Deploy an-test-coord1002 to facilitate failover testing of analytics coordinator role
Open, MediumPublic

Description

In the production analytics cluster we have two coordinators, one is active and the other acts as a standby.

In the test cluster we only have a single coordinator server, so we cannot effectively hone or test any failover procedures in the test environment.

Deploying a second coordinator server in the test cluster will help us to improve and test this functionality.

Event Timeline

+1

We might need to also make an-test-launcher1001, as an-test-coord1001 is currently serving the role of both an-coord1001 and an-launcher1002.

Ottomata triaged this task as Medium priority.
Ottomata moved this task from Backlog to Q1 2021/2022 on the Analytics-Clusters board.

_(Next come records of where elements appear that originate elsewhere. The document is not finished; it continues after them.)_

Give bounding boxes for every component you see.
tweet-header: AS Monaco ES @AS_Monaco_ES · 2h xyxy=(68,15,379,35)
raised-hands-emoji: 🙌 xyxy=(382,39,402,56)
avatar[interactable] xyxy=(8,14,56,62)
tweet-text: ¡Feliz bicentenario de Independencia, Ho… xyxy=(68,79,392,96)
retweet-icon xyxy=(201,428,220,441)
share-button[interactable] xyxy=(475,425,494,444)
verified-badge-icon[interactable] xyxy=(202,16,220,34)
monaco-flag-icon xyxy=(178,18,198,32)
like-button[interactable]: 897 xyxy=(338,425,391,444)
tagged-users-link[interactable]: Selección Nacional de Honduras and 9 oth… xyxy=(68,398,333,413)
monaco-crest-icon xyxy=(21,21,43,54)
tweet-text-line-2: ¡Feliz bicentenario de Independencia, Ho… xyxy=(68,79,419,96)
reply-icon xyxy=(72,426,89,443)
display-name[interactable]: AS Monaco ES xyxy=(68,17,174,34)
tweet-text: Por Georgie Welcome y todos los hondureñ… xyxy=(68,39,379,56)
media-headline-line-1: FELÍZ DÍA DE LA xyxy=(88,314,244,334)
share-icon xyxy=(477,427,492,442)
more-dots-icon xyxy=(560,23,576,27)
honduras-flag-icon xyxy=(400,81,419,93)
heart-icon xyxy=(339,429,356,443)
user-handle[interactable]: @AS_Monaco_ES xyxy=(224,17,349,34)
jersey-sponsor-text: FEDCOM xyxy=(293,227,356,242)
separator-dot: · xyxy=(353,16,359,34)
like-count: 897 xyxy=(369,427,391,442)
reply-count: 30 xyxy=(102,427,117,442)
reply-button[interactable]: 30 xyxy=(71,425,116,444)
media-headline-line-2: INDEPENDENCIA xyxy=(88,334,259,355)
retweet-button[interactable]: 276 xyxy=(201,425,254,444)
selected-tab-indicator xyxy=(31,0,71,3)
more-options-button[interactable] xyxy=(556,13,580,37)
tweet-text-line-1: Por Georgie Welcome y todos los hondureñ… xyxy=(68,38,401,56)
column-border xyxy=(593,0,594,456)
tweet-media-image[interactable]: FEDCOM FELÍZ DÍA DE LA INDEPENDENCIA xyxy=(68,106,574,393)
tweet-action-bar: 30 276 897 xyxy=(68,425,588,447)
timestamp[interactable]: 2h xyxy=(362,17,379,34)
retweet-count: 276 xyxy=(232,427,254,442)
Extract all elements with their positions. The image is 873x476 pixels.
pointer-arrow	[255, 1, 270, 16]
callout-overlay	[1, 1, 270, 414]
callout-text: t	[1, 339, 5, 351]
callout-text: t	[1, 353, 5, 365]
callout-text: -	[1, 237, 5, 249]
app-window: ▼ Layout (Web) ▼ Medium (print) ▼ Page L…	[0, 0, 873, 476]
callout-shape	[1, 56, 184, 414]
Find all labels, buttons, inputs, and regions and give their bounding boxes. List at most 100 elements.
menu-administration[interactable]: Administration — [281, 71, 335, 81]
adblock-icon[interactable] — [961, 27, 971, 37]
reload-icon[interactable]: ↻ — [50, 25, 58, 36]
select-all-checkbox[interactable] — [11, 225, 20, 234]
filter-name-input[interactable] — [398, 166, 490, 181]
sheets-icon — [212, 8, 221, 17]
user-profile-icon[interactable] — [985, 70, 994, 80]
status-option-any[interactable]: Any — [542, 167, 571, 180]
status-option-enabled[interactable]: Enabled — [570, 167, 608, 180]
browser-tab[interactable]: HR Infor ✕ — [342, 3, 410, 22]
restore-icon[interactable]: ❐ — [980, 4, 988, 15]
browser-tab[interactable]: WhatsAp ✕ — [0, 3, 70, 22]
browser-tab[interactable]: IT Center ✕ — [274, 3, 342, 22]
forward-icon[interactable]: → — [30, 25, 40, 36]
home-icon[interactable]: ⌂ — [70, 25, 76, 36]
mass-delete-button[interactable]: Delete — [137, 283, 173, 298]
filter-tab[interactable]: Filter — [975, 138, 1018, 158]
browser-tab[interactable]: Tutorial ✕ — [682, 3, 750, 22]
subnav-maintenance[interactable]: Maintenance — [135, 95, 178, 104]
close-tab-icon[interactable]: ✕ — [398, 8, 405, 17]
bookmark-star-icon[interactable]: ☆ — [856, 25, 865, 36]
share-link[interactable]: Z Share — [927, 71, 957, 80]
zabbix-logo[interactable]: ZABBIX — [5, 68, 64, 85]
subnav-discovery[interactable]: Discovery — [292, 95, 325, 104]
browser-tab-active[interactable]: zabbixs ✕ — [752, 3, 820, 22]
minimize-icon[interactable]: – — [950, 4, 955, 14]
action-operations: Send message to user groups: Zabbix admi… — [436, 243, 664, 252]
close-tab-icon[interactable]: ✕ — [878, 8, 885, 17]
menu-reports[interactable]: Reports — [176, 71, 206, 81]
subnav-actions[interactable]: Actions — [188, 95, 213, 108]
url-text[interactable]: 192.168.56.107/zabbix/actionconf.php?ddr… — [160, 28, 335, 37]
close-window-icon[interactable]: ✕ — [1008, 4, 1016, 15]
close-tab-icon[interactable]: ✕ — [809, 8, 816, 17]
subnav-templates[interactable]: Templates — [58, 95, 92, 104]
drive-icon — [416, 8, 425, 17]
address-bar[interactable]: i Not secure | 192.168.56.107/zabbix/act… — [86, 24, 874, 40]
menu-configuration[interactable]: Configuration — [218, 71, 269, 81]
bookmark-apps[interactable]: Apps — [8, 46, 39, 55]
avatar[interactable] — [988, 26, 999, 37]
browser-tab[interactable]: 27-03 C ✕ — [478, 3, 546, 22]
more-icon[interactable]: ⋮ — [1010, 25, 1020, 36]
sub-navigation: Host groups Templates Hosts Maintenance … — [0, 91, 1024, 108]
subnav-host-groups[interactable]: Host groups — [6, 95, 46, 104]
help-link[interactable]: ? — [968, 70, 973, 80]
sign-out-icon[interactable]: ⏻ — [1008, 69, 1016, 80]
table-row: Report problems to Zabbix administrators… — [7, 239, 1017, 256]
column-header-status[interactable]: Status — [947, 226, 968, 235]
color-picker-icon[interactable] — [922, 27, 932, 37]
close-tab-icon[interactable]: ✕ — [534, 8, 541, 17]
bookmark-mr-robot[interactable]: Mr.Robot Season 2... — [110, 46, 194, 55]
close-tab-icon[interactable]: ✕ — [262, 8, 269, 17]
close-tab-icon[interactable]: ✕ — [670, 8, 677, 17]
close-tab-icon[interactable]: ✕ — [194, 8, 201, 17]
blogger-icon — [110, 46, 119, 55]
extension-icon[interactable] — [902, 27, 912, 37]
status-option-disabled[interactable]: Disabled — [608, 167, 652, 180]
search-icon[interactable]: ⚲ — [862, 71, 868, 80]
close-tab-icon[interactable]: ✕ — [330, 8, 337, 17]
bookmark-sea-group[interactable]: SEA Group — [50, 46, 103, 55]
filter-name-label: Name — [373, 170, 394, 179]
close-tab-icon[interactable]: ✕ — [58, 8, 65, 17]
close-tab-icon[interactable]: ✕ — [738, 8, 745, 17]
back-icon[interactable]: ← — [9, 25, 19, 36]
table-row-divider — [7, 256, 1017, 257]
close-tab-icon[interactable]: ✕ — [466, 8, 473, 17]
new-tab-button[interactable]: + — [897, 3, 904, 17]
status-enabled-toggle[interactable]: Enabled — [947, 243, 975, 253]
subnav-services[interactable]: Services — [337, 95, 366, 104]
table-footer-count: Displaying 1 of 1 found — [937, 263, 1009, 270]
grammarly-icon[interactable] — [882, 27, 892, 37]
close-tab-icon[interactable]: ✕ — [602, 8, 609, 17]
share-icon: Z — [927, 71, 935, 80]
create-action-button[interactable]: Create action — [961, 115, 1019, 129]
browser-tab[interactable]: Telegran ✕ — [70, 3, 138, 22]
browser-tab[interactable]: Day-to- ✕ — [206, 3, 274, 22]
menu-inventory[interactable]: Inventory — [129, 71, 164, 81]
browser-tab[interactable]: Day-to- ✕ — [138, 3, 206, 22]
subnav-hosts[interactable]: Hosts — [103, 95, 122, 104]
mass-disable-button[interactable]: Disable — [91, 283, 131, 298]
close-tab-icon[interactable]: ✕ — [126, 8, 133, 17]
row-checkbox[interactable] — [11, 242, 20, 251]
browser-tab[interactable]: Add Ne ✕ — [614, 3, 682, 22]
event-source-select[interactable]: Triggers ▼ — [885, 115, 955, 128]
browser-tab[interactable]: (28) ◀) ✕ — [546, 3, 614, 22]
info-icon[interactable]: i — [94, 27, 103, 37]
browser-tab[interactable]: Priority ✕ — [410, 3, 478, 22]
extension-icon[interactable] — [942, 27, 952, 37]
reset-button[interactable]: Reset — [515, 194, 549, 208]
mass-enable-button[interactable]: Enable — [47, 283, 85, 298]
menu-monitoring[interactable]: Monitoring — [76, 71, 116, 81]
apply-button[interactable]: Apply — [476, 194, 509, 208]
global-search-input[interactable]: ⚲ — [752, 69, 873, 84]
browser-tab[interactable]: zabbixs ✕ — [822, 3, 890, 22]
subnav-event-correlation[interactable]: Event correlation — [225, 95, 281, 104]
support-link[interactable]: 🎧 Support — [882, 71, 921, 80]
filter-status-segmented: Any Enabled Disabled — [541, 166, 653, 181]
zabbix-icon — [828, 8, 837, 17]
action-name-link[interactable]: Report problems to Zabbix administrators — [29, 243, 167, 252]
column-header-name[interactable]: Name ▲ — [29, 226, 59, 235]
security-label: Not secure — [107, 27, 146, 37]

Change 714753 had a related patch set uploaded (by Btullis; author: Btullis):

[operations/puppet@production] Add replica hadoop coordinator role in the test cluster

https://gerrit.wikimedia.org/r/714753

BTullis renamed this task from Deploy an-test-coord1002 as a Ganeti VM to facilitate failover testing of analytics coordinator role to Deploy an-test-coord1002 to facilitate failover testing of analytics coordinator role.Wed, Sep 15, 10:32 AM
BTullis moved this task from In Progress to Paused on the Analytics-Kanban board.
BTullis added a subtask: Unknown Object (Task).

I'm awaiting the decision from this server request: {T289784} to determine whether or not to press ahead with or roll back the changes in T289664: Site: Eqiad - 1 VM request for analytics test cluster - coordinator replica role.